19-05-2026

Des chercheurs ont identifié un capteur à base de cuivre qui aide à expliquer comment les plantes soumises à un stress détectent le peroxyde d’hydrogène, une molécule réactive dont le niveau augmente lorsque les plantes sont attaquées par la chaleur, la sécheresse, des agents pathogènes ou d’autres pressions environnementales.
Les travaux, rapportés cette semaine dans la couverture de l’étude par Phys.org, apportent une pièce manquante à une question de longue date en biologie végétale : comment les plantes transforment un signal chimique en réponse de défense. Les scientifiques savent depuis des années que le peroxyde d’hydrogène agit comme un signal d’alarme à l’intérieur des cellules végétales. Restait à comprendre comment les plantes le détectaient avec suffisamment de précision pour déclencher des changements protecteurs sans provoquer de dommages.

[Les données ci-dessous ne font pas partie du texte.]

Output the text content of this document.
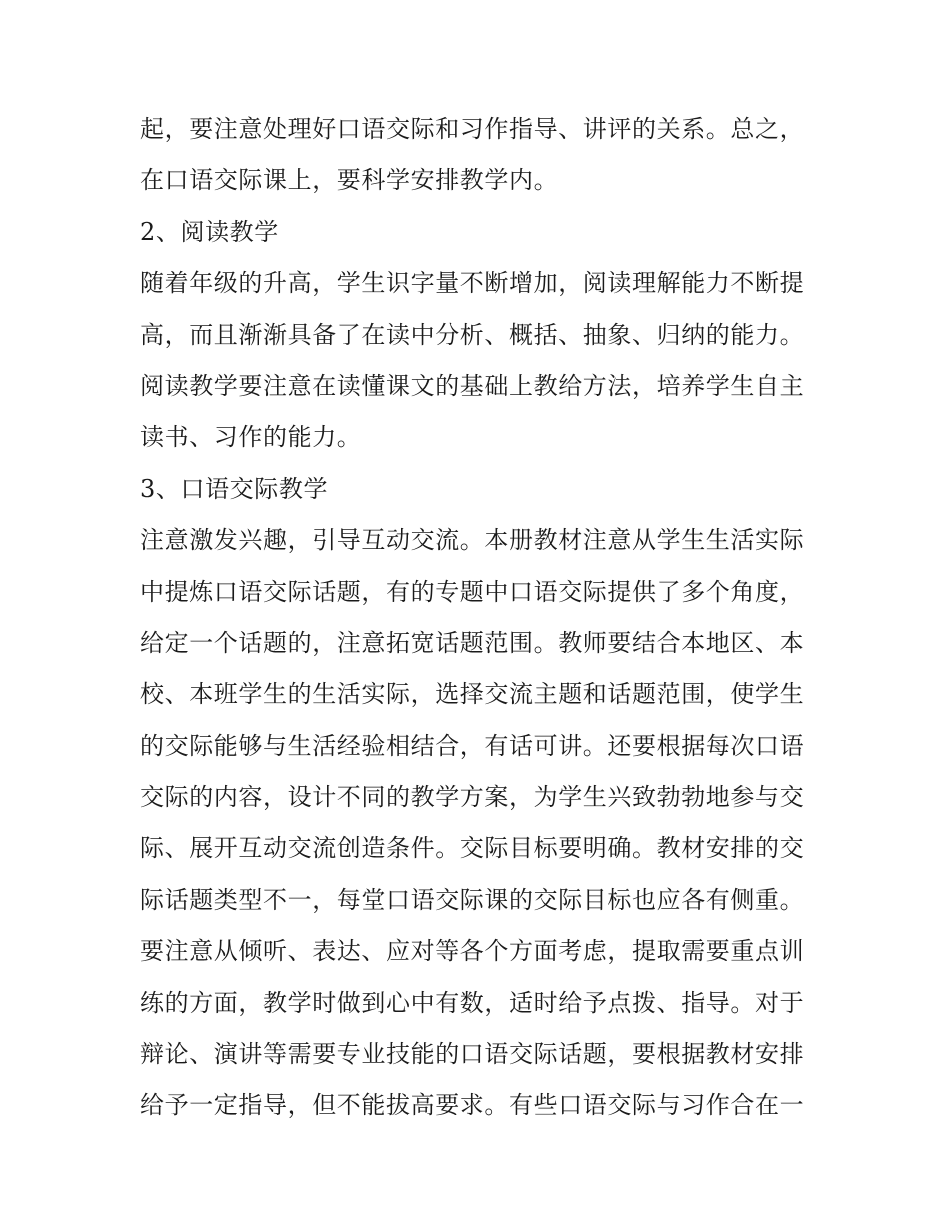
起，要注意处理好口语交际和习作指导、讲评的关系。总之，
在口语交际课上，要科学安排教学内。
2、阅读教学
随着年级的升高，学生识字量不断增加，阅读理解能力不断提
高，而且渐渐具备了在读中分析、概括、抽象、归纳的能力。
阅读教学要注意在读懂课文的基础上教给方法，培养学生自主
读书、习作的能力。
3、口语交际教学
注意激发兴趣，引导互动交流。本册教材注意从学生生活实际
中提炼口语交际话题，有的专题中口语交际提供了多个角度，
给定一个话题的，注意拓宽话题范围。教师要结合本地区、本
校、本班学生的生活实际，选择交流主题和话题范围，使学生
的交际能够与生活经验相结合，有话可讲。还要根据每次口语
交际的内容，设计不同的教学方案，为学生兴致勃勃地参与交
际、展开互动交流创造条件。交际目标要明确。教材安排的交
际话题类型不一，每堂口语交际课的交际目标也应各有侧重。
要注意从倾听、表达、应对等各个方面考虑，提取需要重点训
练的方面，教学时做到心中有数，适时给予点拨、指导。对于
辩论、演讲等需要专业技能的口语交际话题，要根据教材安排
给予一定指导，但不能拔高要求。有些口语交际与习作合在一
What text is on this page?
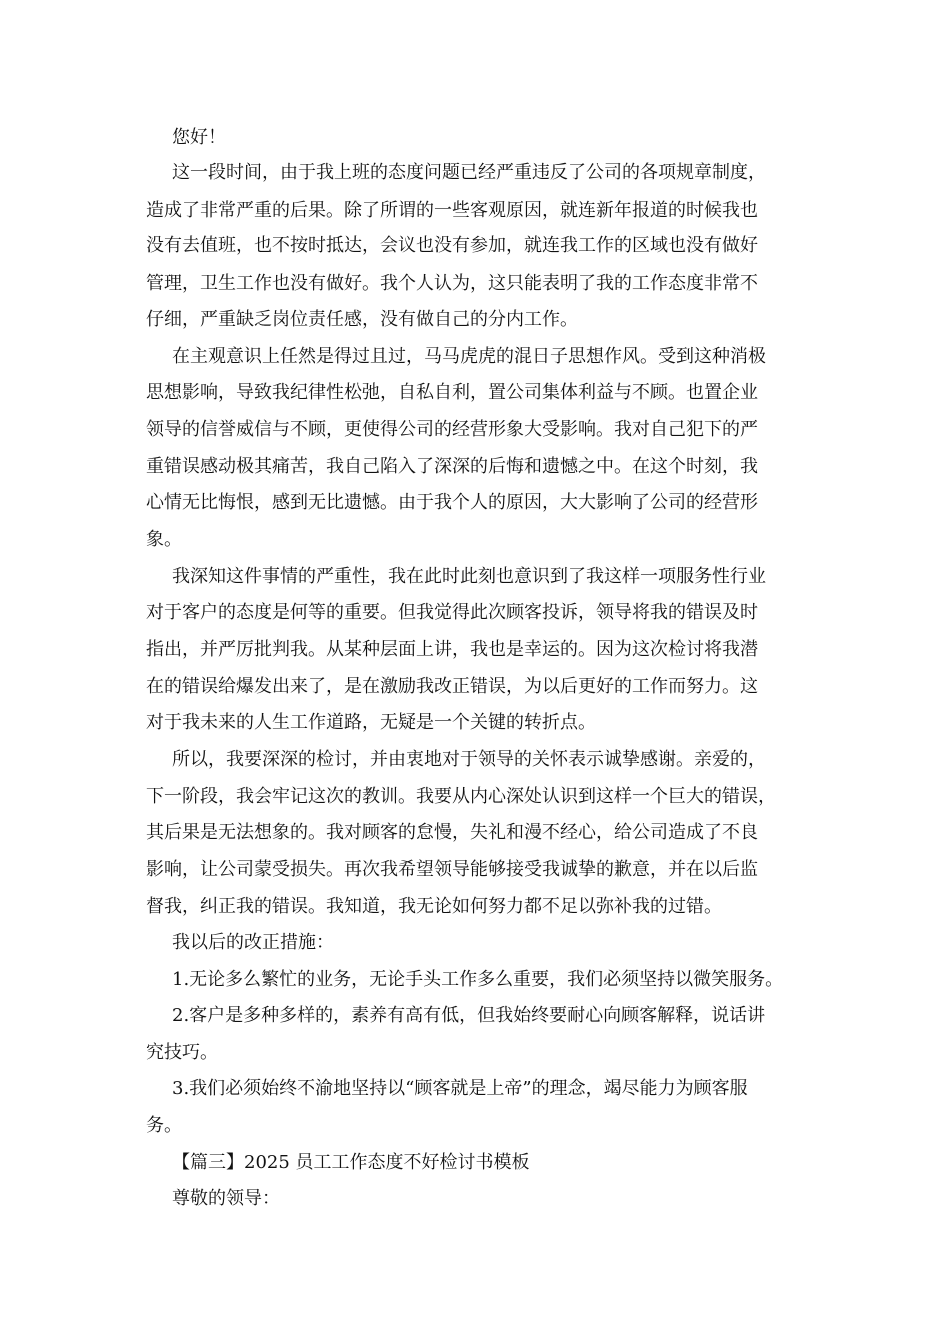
您好！
这一段时间，由于我上班的态度问题已经严重违反了公司的各项规章制度，
造成了非常严重的后果。除了所谓的一些客观原因，就连新年报道的时候我也
没有去值班，也不按时抵达，会议也没有参加，就连我工作的区域也没有做好
管理，卫生工作也没有做好。我个人认为，这只能表明了我的工作态度非常不
仔细，严重缺乏岗位责任感，没有做自己的分内工作。
在主观意识上任然是得过且过，马马虎虎的混日子思想作风。受到这种消极
思想影响，导致我纪律性松弛，自私自利，置公司集体利益与不顾。也置企业
领导的信誉威信与不顾，更使得公司的经营形象大受影响。我对自己犯下的严
重错误感动极其痛苦，我自己陷入了深深的后悔和遗憾之中。在这个时刻，我
心情无比悔恨，感到无比遗憾。由于我个人的原因，大大影响了公司的经营形
象。
我深知这件事情的严重性，我在此时此刻也意识到了我这样一项服务性行业
对于客户的态度是何等的重要。但我觉得此次顾客投诉，领导将我的错误及时
指出，并严厉批判我。从某种层面上讲，我也是幸运的。因为这次检讨将我潜
在的错误给爆发出来了，是在激励我改正错误，为以后更好的工作而努力。这
对于我未来的人生工作道路，无疑是一个关键的转折点。
所以，我要深深的检讨，并由衷地对于领导的关怀表示诚挚感谢。亲爱的，
下一阶段，我会牢记这次的教训。我要从内心深处认识到这样一个巨大的错误，
其后果是无法想象的。我对顾客的怠慢，失礼和漫不经心，给公司造成了不良
影响，让公司蒙受损失。再次我希望领导能够接受我诚挚的歉意，并在以后监
督我，纠正我的错误。我知道，我无论如何努力都不足以弥补我的过错。
我以后的改正措施：
1.无论多么繁忙的业务，无论手头工作多么重要，我们必须坚持以微笑服务。
2.客户是多种多样的，素养有高有低，但我始终要耐心向顾客解释，说话讲
究技巧。
3.我们必须始终不渝地坚持以“顾客就是上帝”的理念，竭尽能力为顾客服
务。
【篇三】2025 员工工作态度不好检讨书模板
尊敬的领导：
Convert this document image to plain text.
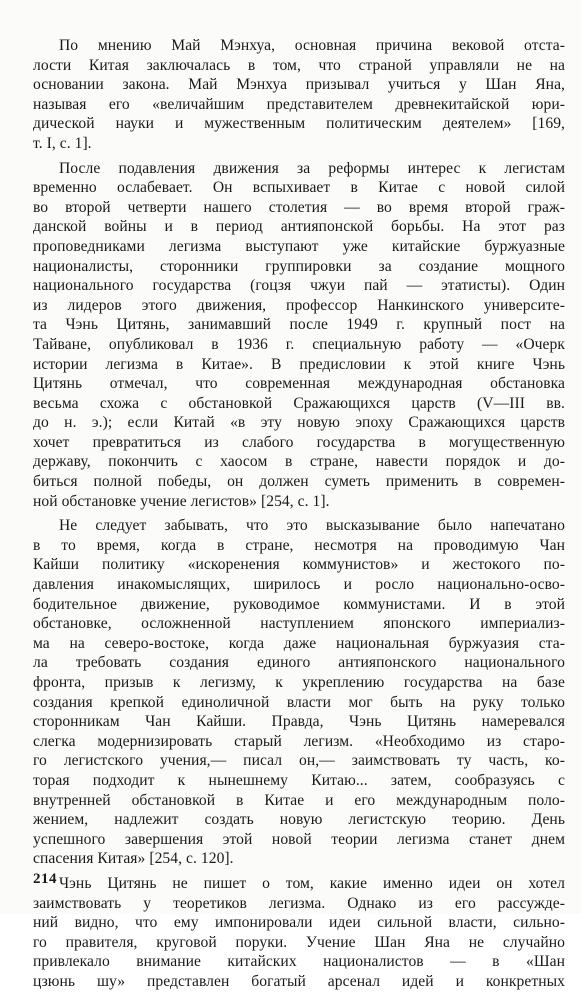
По мнению Май Мэнхуа, основная причина вековой отста-
лости Китая заключалась в том, что страной управляли не на
основании закона. Май Мэнхуа призывал учиться у Шан Яна,
называя его «величайшим представителем древнекитайской юри-
дической науки и мужественным политическим деятелем» [169,
т. I, с. 1].

После подавления движения за реформы интерес к легистам
временно ослабевает. Он вспыхивает в Китае с новой силой
во второй четверти нашего столетия — во время второй граж-
данской войны и в период антияпонской борьбы. На этот раз
проповедниками легизма выступают уже китайские буржуазные
националисты, сторонники группировки за создание мощного
национального государства (гоцзя чжуи пай — этатисты). Один
из лидеров этого движения, профессор Нанкинского университе-
та Чэнь Цитянь, занимавший после 1949 г. крупный пост на
Тайване, опубликовал в 1936 г. специальную работу — «Очерк
истории легизма в Китае». В предисловии к этой книге Чэнь
Цитянь отмечал, что современная международная обстановка
весьма схожа с обстановкой Сражающихся царств (V—III вв.
до н. э.); если Китай «в эту новую эпоху Сражающихся царств
хочет превратиться из слабого государства в могущественную
державу, покончить с хаосом в стране, навести порядок и до-
биться полной победы, он должен суметь применить в современ-
ной обстановке учение легистов» [254, с. 1].

Не следует забывать, что это высказывание было напечатано
в то время, когда в стране, несмотря на проводимую Чан
Кайши политику «искоренения коммунистов» и жестокого по-
давления инакомыслящих, ширилось и росло национально-осво-
бодительное движение, руководимое коммунистами. И в этой
обстановке, осложненной наступлением японского империализ-
ма на северо-востоке, когда даже национальная буржуазия ста-
ла требовать создания единого антияпонского национального
фронта, призыв к легизму, к укреплению государства на базе
создания крепкой единоличной власти мог быть на руку только
сторонникам Чан Кайши. Правда, Чэнь Цитянь намеревался
слегка модернизировать старый легизм. «Необходимо из старо-
го легистского учения,— писал он,— заимствовать ту часть, ко-
торая подходит к нынешнему Китаю... затем, сообразуясь с
внутренней обстановкой в Китае и его международным поло-
жением, надлежит создать новую легистскую теорию. День
успешного завершения этой новой теории легизма станет днем
спасения Китая» [254, с. 120].

Чэнь Цитянь не пишет о том, какие именно идеи он хотел
заимствовать у теоретиков легизма. Однако из его рассужде-
ний видно, что ему импонировали идеи сильной власти, сильно-
го правителя, круговой поруки. Учение Шан Яна не случайно
привлекало внимание китайских националистов — в «Шан
цзюнь шу» представлен богатый арсенал идей и конкретных

214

Ces nouveaux résultats mettent en évidence un capteur dépendant du cuivre, un métal trace déjà connu pour jouer un rôle dans le métabolisme des plantes. Dans l’étude, les chercheurs ont montré que ce capteur peut détecter le peroxyde d’hydrogène et contribuer à activer une signalisation en aval liée aux défenses contre le stress. Les scientifiques disposent ainsi d’une vision plus claire de la chaîne d’événements qui commence lorsqu’une plante est exposée à un stress et se termine par des changements dans l’activité des gènes, le comportement cellulaire et la réponse immunitaire.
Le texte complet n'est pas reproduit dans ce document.